Poet Gibbons Ruark to Give Reading On Campus

As part of the Visiting Writers Lecture Series, Gibbons Ruark will give a reading on Oct. 27 at 7:30 p.m. in Levis Browsing Room (Dinand Library). The event, previously scheduled for Oct. 13, is free and open to the public.

Gibbons Ruark’s poems have appeared widely for nearly 40 years in magazines like Ploughshares, The New Republic, the New Yorker and Poetry, and in various anthologies and texts. They have also won him frequent awards, including three poetry fellowships from the National Endowment of the Arts and a Pushcart Prize. He has published six previous volumes of poems, A Program for Survival (1971), Reeds (1978), Keeping Company (1983), Small Rain (1984), Forms of Retrieval (1989), and Rescue the Perishing (1991), and his seventh and most recent book is Passing Through Customs: New and Selected Poems (1999).
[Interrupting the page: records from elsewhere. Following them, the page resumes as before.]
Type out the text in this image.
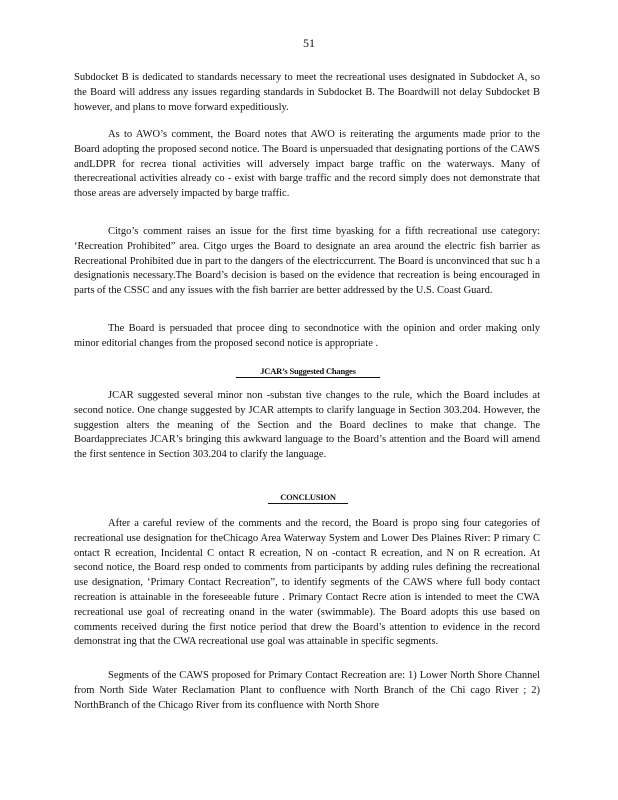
51

Subdocket B is dedicated to standards necessary to meet the recreational uses designated in Subdocket A, so the Board will address any issues regarding standards in Subdocket B. The Boardwill not delay Subdocket B however, and plans to move forward expeditiously.

As to AWO’s comment, the Board notes that AWO is reiterating the arguments made prior to the Board adopting the proposed second notice. The Board is unpersuaded that designating portions of the CAWS andLDPR for recrea tional activities will adversely impact barge traffic on the waterways. Many of therecreational activities already co - exist with barge traffic and the record simply does not demonstrate that those areas are adversely impacted by barge traffic.

Citgo’s comment raises an issue for the first time byasking for a fifth recreational use category: ‘Recreation Prohibited” area. Citgo urges the Board to designate an area around the electric fish barrier as Recreational Prohibited due in part to the dangers of the electriccurrent. The Board is unconvinced that suc h a designationis necessary.The Board’s decision is based on the evidence that recreation is being encouraged in parts of the CSSC and any issues with the fish barrier are better addressed by the U.S. Coast Guard.

The Board is persuaded that procee ding to secondnotice with the opinion and order making only minor editorial changes from the proposed second notice is appropriate .

JCAR’s Suggested Changes

JCAR suggested several minor non -substan tive changes to the rule, which the Board includes at second notice. One change suggested by JCAR attempts to clarify language in Section 303.204. However, the suggestion alters the meaning of the Section and the Board declines to make that change. The Boardappreciates JCAR’s bringing this awkward language to the Board’s attention and the Board will amend the first sentence in Section 303.204 to clarify the language.

CONCLUSION

After a careful review of the comments and the record, the Board is propo sing four categories of recreational use designation for theChicago Area Waterway System and Lower Des Plaines River: P rimary C ontact R ecreation, Incidental C ontact R ecreation, N on -contact R ecreation, and N on R ecreation. At second notice, the Board resp onded to comments from participants by adding rules defining the recreational use designation, ‘Primary Contact Recreation”, to identify segments of the CAWS where full body contact recreation is attainable in the foreseeable future . Primary Contact Recre ation is intended to meet the CWA recreational use goal of recreating onand in the water (swimmable). The Board adopts this use based on comments received during the first notice period that drew the Board’s attention to evidence in the record demonstrat ing that the CWA recreational use goal was attainable in specific segments.

Segments of the CAWS proposed for Primary Contact Recreation are: 1) Lower North Shore Channel from North Side Water Reclamation Plant to confluence with North Branch of the Chi cago River ; 2) NorthBranch of the Chicago River from its confluence with North Shore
X.J. Kennedy says of Passing Through Customs, "you would have to sift through the life's work of a great many poets to find another hundred pages nearly as fine as these." Edward Hirsch says Ruark is the poetic heir to Edward Thomas and James Wright. Elizabeth Spires writes that Passing Through Customs " reacquaints the reader with what has been too often lost to contemporary poetry — the ceremony and music of the occasion. Ruark is the sage 'singing master' that Yeats imagined inhabiting Byzantium." Ruark recently retired from teaching at the University of Delaware.